Wspólnoty lokatorów, które nie zgodziły się na partycypację w kosztach prac, chyba zdają sobie sprawę, że takie remonty to syzyfowa praca. I nic nie wskazuje na to, że w najbliższym czasie się to zmieni. – Dlatego kilka kamienic nie zostało odnowionych i nie wiadomo, kiedy się to stanie – mówi Jerzy Łużniak, zastępca prezydenta Jeleniej Góry. Święte prawo własności działa we dwie strony. Miasto ma związane ręce: nie może do niczego zmusić zarządcy kamienic w jego reprezentacyjnej części. Z kolei administrator może na „swoim” robić, co chce.

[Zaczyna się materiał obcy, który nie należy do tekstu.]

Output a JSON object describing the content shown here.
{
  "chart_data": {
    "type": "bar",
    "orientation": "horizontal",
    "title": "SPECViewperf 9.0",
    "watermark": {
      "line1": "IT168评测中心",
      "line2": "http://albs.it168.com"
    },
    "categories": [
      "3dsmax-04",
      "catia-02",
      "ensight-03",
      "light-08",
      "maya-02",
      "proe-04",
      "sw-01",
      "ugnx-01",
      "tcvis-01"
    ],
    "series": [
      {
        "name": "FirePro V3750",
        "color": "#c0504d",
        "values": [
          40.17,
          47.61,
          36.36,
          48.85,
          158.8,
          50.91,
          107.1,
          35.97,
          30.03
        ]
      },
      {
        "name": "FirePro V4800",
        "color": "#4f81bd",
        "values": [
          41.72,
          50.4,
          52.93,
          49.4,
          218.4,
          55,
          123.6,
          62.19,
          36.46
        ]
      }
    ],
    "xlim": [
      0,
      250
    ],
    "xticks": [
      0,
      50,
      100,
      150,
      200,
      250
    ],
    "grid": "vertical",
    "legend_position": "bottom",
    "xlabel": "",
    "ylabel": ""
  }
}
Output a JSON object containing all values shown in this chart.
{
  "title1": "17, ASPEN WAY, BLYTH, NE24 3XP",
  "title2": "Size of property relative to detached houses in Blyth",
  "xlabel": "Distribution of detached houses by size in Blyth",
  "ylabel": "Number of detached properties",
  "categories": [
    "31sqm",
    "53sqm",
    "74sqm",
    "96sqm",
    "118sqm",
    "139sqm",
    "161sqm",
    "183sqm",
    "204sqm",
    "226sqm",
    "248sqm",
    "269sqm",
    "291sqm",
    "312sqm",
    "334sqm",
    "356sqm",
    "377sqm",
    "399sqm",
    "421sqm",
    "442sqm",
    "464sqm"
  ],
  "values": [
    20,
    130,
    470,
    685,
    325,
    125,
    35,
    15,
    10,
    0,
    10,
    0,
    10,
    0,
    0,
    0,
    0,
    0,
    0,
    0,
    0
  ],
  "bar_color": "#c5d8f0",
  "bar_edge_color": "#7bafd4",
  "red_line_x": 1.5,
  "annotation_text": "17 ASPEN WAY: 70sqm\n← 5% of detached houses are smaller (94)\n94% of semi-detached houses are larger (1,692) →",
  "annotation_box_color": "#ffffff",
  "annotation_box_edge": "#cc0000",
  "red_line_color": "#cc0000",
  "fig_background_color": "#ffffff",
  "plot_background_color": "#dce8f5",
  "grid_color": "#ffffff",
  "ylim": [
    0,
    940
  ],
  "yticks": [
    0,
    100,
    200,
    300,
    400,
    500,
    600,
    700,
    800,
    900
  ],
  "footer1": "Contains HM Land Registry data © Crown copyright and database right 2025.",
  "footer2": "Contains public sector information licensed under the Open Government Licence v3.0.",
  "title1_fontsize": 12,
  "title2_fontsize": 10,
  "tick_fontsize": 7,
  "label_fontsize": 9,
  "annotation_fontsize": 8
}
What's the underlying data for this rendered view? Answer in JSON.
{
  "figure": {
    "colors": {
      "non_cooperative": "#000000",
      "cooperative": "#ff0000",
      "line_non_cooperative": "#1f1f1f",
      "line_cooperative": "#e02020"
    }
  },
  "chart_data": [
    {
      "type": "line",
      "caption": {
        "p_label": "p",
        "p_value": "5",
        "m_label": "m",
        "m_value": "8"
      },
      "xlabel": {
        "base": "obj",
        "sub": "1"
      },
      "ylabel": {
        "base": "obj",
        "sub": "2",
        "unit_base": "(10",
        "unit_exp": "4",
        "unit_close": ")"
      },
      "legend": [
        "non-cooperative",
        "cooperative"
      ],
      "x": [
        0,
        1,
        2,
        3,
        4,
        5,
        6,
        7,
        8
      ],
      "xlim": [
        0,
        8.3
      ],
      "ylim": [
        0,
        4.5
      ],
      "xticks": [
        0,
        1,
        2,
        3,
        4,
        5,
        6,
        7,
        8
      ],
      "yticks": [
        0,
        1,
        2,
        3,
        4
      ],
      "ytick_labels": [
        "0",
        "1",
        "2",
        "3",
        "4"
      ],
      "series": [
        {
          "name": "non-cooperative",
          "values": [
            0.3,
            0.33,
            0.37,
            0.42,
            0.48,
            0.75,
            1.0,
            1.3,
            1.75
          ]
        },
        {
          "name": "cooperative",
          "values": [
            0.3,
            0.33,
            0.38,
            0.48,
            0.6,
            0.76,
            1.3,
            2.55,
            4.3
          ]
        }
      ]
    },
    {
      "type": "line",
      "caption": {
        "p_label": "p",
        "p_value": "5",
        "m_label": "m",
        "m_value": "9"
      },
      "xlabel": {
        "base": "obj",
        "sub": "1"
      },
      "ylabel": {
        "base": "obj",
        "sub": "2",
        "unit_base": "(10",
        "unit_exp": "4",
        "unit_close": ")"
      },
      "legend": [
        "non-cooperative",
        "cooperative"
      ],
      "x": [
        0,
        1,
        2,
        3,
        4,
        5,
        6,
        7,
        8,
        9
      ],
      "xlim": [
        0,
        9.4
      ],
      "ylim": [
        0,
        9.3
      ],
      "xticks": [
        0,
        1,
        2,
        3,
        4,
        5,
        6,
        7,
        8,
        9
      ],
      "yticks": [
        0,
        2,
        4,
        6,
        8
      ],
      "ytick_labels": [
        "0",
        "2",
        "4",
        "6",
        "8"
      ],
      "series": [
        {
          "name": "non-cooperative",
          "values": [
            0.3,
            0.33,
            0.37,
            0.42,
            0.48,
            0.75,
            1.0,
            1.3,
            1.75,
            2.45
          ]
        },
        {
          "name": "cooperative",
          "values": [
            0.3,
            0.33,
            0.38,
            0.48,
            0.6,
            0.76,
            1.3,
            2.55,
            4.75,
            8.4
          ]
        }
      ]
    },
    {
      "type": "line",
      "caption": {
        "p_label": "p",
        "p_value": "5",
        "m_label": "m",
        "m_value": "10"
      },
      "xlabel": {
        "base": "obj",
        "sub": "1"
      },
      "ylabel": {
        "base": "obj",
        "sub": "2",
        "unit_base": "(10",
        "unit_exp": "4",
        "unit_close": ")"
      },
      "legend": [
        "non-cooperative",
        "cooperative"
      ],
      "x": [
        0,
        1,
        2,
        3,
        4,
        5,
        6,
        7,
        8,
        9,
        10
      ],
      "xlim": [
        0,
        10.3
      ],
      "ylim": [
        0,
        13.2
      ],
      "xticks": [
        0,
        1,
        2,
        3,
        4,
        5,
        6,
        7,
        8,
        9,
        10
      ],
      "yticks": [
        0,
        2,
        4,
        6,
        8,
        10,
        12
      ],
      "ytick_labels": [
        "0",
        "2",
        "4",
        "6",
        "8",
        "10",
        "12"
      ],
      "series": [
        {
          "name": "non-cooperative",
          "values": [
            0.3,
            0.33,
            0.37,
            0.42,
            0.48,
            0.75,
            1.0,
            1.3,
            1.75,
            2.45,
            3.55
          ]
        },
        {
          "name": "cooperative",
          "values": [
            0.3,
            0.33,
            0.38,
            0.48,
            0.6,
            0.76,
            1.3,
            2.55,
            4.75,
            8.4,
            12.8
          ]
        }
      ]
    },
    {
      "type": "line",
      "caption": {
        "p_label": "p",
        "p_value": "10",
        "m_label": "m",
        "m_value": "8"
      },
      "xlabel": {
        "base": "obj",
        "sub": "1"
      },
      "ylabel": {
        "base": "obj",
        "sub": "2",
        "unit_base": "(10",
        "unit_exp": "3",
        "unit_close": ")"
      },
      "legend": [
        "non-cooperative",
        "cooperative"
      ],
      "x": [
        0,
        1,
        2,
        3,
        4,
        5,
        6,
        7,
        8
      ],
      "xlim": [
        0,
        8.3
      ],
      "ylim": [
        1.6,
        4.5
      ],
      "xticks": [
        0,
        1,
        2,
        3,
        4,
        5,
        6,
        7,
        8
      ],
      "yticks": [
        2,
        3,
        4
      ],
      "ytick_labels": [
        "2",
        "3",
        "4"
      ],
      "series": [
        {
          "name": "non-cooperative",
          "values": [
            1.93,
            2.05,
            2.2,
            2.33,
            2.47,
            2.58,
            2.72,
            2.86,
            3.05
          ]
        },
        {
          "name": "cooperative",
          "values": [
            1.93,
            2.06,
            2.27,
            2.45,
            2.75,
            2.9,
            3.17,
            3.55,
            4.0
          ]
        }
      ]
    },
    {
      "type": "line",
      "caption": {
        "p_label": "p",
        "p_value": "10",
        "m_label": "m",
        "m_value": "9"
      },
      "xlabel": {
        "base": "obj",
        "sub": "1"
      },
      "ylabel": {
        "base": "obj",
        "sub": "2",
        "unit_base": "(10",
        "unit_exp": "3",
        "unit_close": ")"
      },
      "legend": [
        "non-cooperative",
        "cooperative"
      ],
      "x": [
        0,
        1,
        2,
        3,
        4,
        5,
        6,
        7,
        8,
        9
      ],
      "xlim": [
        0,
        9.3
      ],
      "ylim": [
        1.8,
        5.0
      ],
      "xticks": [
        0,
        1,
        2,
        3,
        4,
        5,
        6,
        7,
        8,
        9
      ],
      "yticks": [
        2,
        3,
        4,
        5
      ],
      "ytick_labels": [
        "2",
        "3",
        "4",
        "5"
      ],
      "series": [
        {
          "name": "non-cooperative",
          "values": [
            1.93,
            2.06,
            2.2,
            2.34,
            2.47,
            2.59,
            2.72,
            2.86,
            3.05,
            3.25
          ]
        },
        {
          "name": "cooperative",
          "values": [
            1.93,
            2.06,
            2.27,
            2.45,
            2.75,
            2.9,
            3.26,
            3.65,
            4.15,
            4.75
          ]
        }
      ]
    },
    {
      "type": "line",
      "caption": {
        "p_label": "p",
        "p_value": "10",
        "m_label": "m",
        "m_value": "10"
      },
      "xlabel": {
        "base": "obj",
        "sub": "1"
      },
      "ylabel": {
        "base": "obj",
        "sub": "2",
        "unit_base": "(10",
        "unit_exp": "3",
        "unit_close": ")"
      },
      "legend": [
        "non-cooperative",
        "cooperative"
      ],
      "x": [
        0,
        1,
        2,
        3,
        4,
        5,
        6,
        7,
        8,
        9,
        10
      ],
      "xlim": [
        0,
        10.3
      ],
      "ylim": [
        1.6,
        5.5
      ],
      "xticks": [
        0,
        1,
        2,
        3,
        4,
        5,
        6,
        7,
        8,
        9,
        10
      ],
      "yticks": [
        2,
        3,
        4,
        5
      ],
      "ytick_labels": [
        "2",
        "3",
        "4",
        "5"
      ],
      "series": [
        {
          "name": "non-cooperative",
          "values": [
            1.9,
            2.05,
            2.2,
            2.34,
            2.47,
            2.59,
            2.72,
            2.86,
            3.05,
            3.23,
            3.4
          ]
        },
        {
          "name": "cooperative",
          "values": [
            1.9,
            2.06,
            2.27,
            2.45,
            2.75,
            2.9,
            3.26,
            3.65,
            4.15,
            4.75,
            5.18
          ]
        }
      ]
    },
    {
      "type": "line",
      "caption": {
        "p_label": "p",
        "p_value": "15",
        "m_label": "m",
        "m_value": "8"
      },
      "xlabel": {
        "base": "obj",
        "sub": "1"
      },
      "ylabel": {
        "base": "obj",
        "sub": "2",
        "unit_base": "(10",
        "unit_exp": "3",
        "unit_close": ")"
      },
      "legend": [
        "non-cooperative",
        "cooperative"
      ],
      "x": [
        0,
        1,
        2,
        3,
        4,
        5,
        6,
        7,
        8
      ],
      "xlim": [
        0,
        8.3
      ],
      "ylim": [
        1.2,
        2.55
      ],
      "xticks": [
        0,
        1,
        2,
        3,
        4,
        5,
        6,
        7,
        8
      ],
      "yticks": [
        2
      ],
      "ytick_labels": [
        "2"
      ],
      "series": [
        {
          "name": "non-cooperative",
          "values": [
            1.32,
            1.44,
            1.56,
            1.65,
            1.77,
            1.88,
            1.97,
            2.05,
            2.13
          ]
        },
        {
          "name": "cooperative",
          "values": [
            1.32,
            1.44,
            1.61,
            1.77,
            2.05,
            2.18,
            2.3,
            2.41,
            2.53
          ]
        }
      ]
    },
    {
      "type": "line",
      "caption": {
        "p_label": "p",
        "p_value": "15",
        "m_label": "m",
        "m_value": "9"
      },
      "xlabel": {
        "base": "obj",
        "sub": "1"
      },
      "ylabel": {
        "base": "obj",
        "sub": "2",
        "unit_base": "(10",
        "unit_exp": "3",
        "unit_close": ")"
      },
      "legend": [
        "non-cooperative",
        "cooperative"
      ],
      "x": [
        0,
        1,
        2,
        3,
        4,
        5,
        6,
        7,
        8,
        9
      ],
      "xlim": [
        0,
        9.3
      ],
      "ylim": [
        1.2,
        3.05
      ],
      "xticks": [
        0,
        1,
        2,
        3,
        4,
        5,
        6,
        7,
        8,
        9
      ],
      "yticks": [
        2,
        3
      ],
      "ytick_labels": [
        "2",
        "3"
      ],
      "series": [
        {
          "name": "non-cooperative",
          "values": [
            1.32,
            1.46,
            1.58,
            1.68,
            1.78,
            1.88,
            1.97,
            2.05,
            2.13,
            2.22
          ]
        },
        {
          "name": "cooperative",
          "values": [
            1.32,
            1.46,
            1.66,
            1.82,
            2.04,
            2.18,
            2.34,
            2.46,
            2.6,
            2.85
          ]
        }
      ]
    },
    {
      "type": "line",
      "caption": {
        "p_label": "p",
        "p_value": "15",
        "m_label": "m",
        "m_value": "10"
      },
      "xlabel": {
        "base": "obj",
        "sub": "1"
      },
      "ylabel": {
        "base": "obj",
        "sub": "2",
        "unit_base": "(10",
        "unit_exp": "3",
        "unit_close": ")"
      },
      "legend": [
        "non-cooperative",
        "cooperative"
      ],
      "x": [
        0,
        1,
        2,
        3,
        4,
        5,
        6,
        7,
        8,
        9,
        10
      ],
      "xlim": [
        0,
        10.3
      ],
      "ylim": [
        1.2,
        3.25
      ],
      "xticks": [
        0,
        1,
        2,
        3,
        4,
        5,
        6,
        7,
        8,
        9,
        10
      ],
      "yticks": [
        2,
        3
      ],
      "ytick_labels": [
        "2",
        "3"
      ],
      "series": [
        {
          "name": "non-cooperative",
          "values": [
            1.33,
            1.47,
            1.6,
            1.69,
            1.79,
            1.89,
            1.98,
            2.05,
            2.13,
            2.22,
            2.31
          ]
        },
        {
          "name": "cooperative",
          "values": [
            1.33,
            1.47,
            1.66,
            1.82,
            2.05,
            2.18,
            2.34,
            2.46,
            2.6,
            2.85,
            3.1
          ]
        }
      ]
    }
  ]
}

Tymczasem właściciele niektórych sklepów w Rynku sami usiłują zaradzić szerzącej się pladze wandalizmu i złodziejstwa. - Ukradli nam pocztówki z tablicy reklamowej antykwariatu - usłyszeliśmy w sklepie kolekcjonerskim w rynku. - Sami zainstalowaliśmy kamerę, a tablicę z reprodukcjami przykręciliśmy na stałe do muru.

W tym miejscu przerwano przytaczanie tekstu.